While financial analysis was telling one story, a wider look at the bank’s practices, competitive environment and the strains on its customers pointed to danger ahead. As such, Abil’s collapse is a ringing endorsement for incorporating a wider range of investment analysis tools - such as environmental, social and governance screens - into the investment process.
Investment is about managing risk and advocating responsible investment policies will not eliminate the risk, but may uncover additional sources. Arguably there was not enough scepticism around Abil as the financial services industry was the catalyst that delivered the global financial crisis and the great recession we have been living with for over six years.
Certainly, there was mismanagement and, arguably, questions of integrity around microlender practices as regards customers – but that’s not (yet) something you’re going to be thrown in jail for. Indeed, globally there has been precious little personal retribution against those who exploited the financial system causing such great economic destruction.
Thirty years ago as my generation graduated from university, we knew there was exploitation in the world but we believed we could do better than our parents’ generation. In the ensuing period we have seen some startling trends. For example, 40% of the world's wealth is in the hands of 1% of the population. According to the Forbes top ten list in 1986, the highest-paid CEOs earned in aggregate $57.88m.

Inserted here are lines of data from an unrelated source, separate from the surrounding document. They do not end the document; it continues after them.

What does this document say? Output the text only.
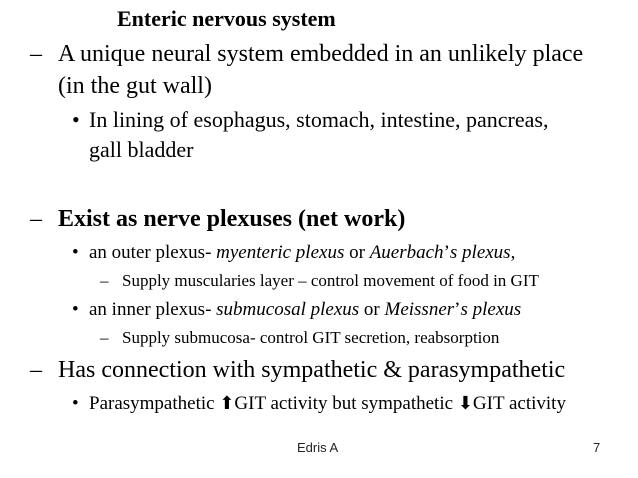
Enteric nervous system
– A unique neural system embedded in an unlikely place
(in the gut wall)
• In lining of esophagus, stomach, intestine, pancreas,
gall bladder
– Exist as nerve plexuses (net work)
• an outer plexus- myenteric plexus or Auerbach’s plexus,
– Supply muscularies layer – control movement of food in GIT
• an inner plexus- submucosal plexus or Meissner’s plexus
– Supply submucosa- control GIT secretion, reabsorption
– Has connection with sympathetic & parasympathetic
• Parasympathetic ⬆GIT activity but sympathetic ⬇GIT activity
Edris A	7
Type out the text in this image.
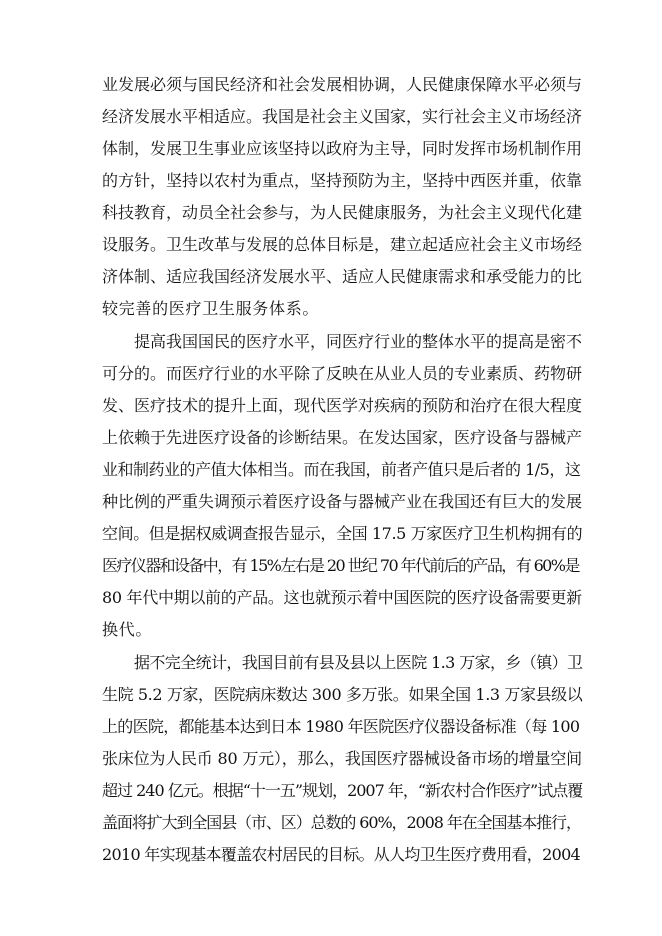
业发展必须与国民经济和社会发展相协调，人民健康保障水平必须与
经济发展水平相适应。我国是社会主义国家，实行社会主义市场经济
体制，发展卫生事业应该坚持以政府为主导，同时发挥市场机制作用
的方针，坚持以农村为重点，坚持预防为主，坚持中西医并重，依靠
科技教育，动员全社会参与，为人民健康服务，为社会主义现代化建
设服务。卫生改革与发展的总体目标是，建立起适应社会主义市场经
济体制、适应我国经济发展水平、适应人民健康需求和承受能力的比
较完善的医疗卫生服务体系。
提高我国国民的医疗水平，同医疗行业的整体水平的提高是密不
可分的。而医疗行业的水平除了反映在从业人员的专业素质、药物研
发、医疗技术的提升上面，现代医学对疾病的预防和治疗在很大程度
上依赖于先进医疗设备的诊断结果。在发达国家，医疗设备与器械产
业和制药业的产值大体相当。而在我国，前者产值只是后者的 1/5，这
种比例的严重失调预示着医疗设备与器械产业在我国还有巨大的发展
空间。但是据权威调查报告显示，全国 17.5 万家医疗卫生机构拥有的
医疗仪器和设备中，有 15%左右是 20 世纪 70 年代前后的产品，有 60%是
80 年代中期以前的产品。这也就预示着中国医院的医疗设备需要更新
换代。
据不完全统计，我国目前有县及县以上医院 1.3 万家，乡（镇）卫
生院 5.2 万家，医院病床数达 300 多万张。如果全国 1.3 万家县级以
上的医院，都能基本达到日本 1980 年医院医疗仪器设备标准（每 100
张床位为人民币 80 万元），那么，我国医疗器械设备市场的增量空间
超过 240 亿元。根据“十一五”规划，2007 年，“新农村合作医疗”试点覆
盖面将扩大到全国县（市、区）总数的 60%，2008 年在全国基本推行，
2010 年实现基本覆盖农村居民的目标。从人均卫生医疗费用看，2004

Twenty-six years later, the ten highest-paid CEOs earned more than $616.40m in total - a 965% increase compared to a 103% rise in the consumer price index over the same period. The growth of workers’ income has stagnated, while corporate profits have accelerated sharply. This seems unfair and unjust.
A self-indulgent frenzy
However well intentioned, it seems clear that my generation became co-opted into the system and has spent the last 30 years in a sort of self-indulgent frenzy.
As an advocate for responsible investing and a fiduciary mindset, there is perhaps no more damning indictment than a recent CFA Institute study which indicated only 52% of investors said they trust their asset manager to “do what is right”. That’s staggering: your asset manager is the person you are supposed to trust to look after your savings.
Combine unfairness, injustice and mistrust and we can understand why there may be a backlash in the form of higher taxes and more regulation. But rules can only go so far, and the critical buttresses are an ethical framework and fiduciary culture.
I believe that there is no obstacle to making investments both profitably and responsibly. In other words, you can align investments with society’s development.
Since the late 1990s there has been a growing group of investors who wanted to "do well and do good" with their pension investments. These investors understand that responsibility and profitability are two sides of the same coin and they want their investments to have a positive developmental impact.
For nearly 20 years, in the wake of South Africa’s transition to democracy, we’ve had the honour of mobilising people’s pension fund savings for various forms of infrastructure and social development investment - such as low-income housing, hospitals, roads, rail, power, telecommunications, rural development, urban redevelopment and much more.
But we must never lose sight of the fact that we must protect and grow those savings. We have no right to offer “free” money to any project or business, no matter how socially beneficial. Our primary fiduciary duty is to look after other people’s savings - and that, in itself, is a worthy mission.
It is certainly possible for investors who are doing “good” to also do “well”.
It is axiomatic that in making investments with positive impact (eg hospitals, education) that you must first avoid investments with negative impact (eg gambling, armaments, pornography). Between the two poles of “clearly right” and “clearly wrong” lies a grey area where companies might improve their practice. And it is in this area that we try to engage with the world as it is, toward the goal of the world as it should be.
There are finance professionals of integrity, but many of my generation of finance professionals have committed sins in their singular pursuit of self-interest. The fact is that the sins could not have been committed if the owners of the money had not abdicated the power and responsibility that comes with it.
- Fin24
*Andrew Canter is the chief investment officer for Futuregrowth Asset Management.